"""
Smoothing of 1D data using P-Splines
====================================

"""

# Author: Steven Golovkine <steven_golovkine@icloud.com>
# License: MIT

# Load packages
import matplotlib.pyplot as plt
import numpy as np

from FDApy.preprocessing import PSplines

###############################################################################
# The package includes a class to perform P-Splines smoothing. The class :class:`~FDApy.preprocessing.PSplines` allows to fit a P-Splines regression to a functional data object. P-Splines regression is a non-parametric method that fits a spline to the data. The spline is defined by a basis of B-Splines. The B-Splines basis is defined by a set of knots. The P-Splines regression is a penalized regression that adds a discrete constraint to the fit. The influence of the penalty is controlled by the parameter `penalty`.
#

###############################################################################
# We will show how to use the class :class:`~FDApy.preprocessing.PSplines` to smooth a one-dimensional dataset. We will simulate a dataset from a cosine function and add some noise. The goal is to recover the cosine function by fitting a P-Splines regression. The :class:`~FDApy.preprocessing.PSplines` class requires the specification of the number of segments and the degree of the B-Splines basis. The number of segments is used to define the number of knots. The degree of the B-Splines basis is used to define the order of the B-Splines basis. If the degree is set to :math:`0`, the B-Splines basis is a set of step functions. If the degree is set to :math:`1`, the B-Splines basis is a set of piecewise linear functions. If the degree is set to :math:`2`, the B-Splines basis is a set of piecewise quadratic functions. To fit the model, the method :meth:`~FDApy.preprocessing.PSplines.fit` requires the data and the penalty.
#

# Set general parameters
rng = 42
rnorm = np.random.default_rng(rng).standard_normal
n_points = 101

# Simulate data
x = np.sort(rnorm(n_points))
y = np.cos(x) + 0.2 * rnorm(n_points)
x_new = np.linspace(-2, 2, 51)

###############################################################################
# Here, we are interested in the influence of the degree of the B-Splines basis on the P-Splines regression.

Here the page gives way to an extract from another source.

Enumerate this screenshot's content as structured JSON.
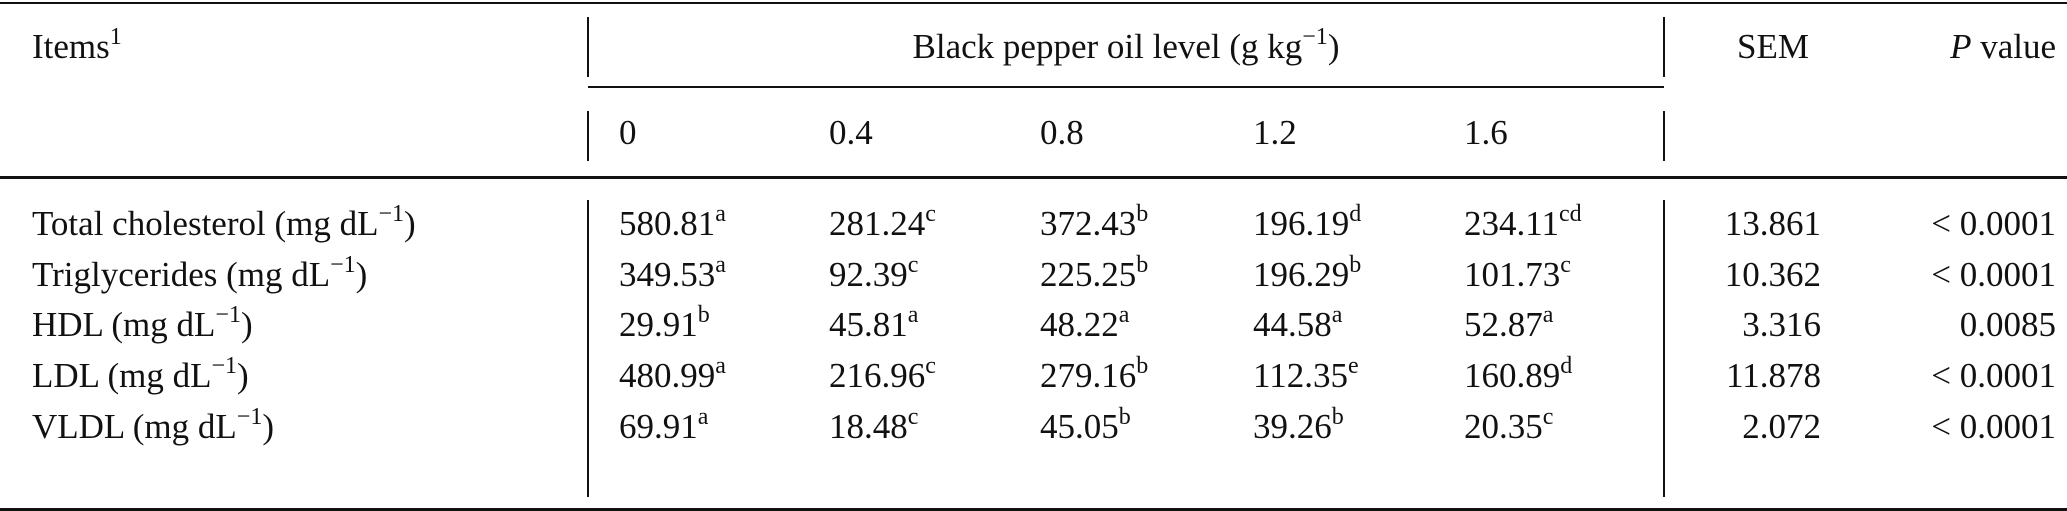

We will fit a P-Splines regression with degree :math:`0`, :math:`1` and :math:`2`. The number of segments is set to :math:`20` and the penalty is set to :math:`5`. We remark that the P-Splines regression with degree :math:`0` is not a good fit to data, while the P-Splines regression with degree :math:`1` or :math:`2` are roughly similar and recover the cosine function.
#

# Fit P-Splines regression with degree 0
ps = PSplines(n_segments=20, degree=0)
ps.fit(y, x, penalty=5)
y_pred_0 = ps.predict(x_new)

# Fit P-Splines regression with degree 1
ps = PSplines(n_segments=20, degree=1)
ps.fit(y, x, penalty=5)
y_pred_1 = ps.predict(x_new)

# Fit P-Splines regression with degree 2
ps = PSplines(n_segments=20, degree=2)
ps.fit(y, x, penalty=5)
y_pred_2 = ps.predict(x_new)

# Plot results
plt.scatter(x, y, c="grey", alpha=0.2)
plt.plot(np.sort(x), np.cos(np.sort(x)), c="k", label="True")
plt.plot(x_new, y_pred_0, c="r", label="Degree 0")
plt.plot(x_new, y_pred_1, c="g", label="Degree 1")
plt.plot(x_new, y_pred_2, c="y", label="Degree 2")
plt.legend()
plt.show()

###############################################################################
# Here, we are interested in the influence of the penalty on the P-Splines regression. We will fit a P-Splines regression with penalty :math:`10`, :math:`1` and :math:`0.1`. The number of segments is set to :math:`20` and the degree is set to :math:`3`. The better fit is obtained with the P-Splines regression with penalty :math:`10`.
#

# Fit P-Splines regression with penalty=10
ps = PSplines(n_segments=20, degree=3)
ps.fit(y, x, penalty=10)
y_pred_0 = ps.predict(x_new)

# Fit P-Splines regression with penalty=1
ps = PSplines(n_segments=20, degree=3)
ps.fit(y, x, penalty=1)
y_pred_1 = ps.predict(x_new)

# Fit P-Splines regression with penalty=0.1
ps = PSplines(n_segments=20, degree=3)
ps.fit(y, x, penalty=0.1)
y_pred_2 = ps.predict(x_new)

# Plot results
plt.scatter(x, y, c="grey", alpha=0.2)
plt.plot(np.sort(x), np.cos(np.sort(x)), c="k", label="True")
plt.plot(x_new, y_pred_0, c="r", label="$\lambda = 10$")
plt.plot(x_new, y_pred_1, c="g", label="$\lambda = 1$")
plt.plot(x_new, y_pred_2, c="y", label="$\lambda = 0.1$")
plt.legend()
plt.show()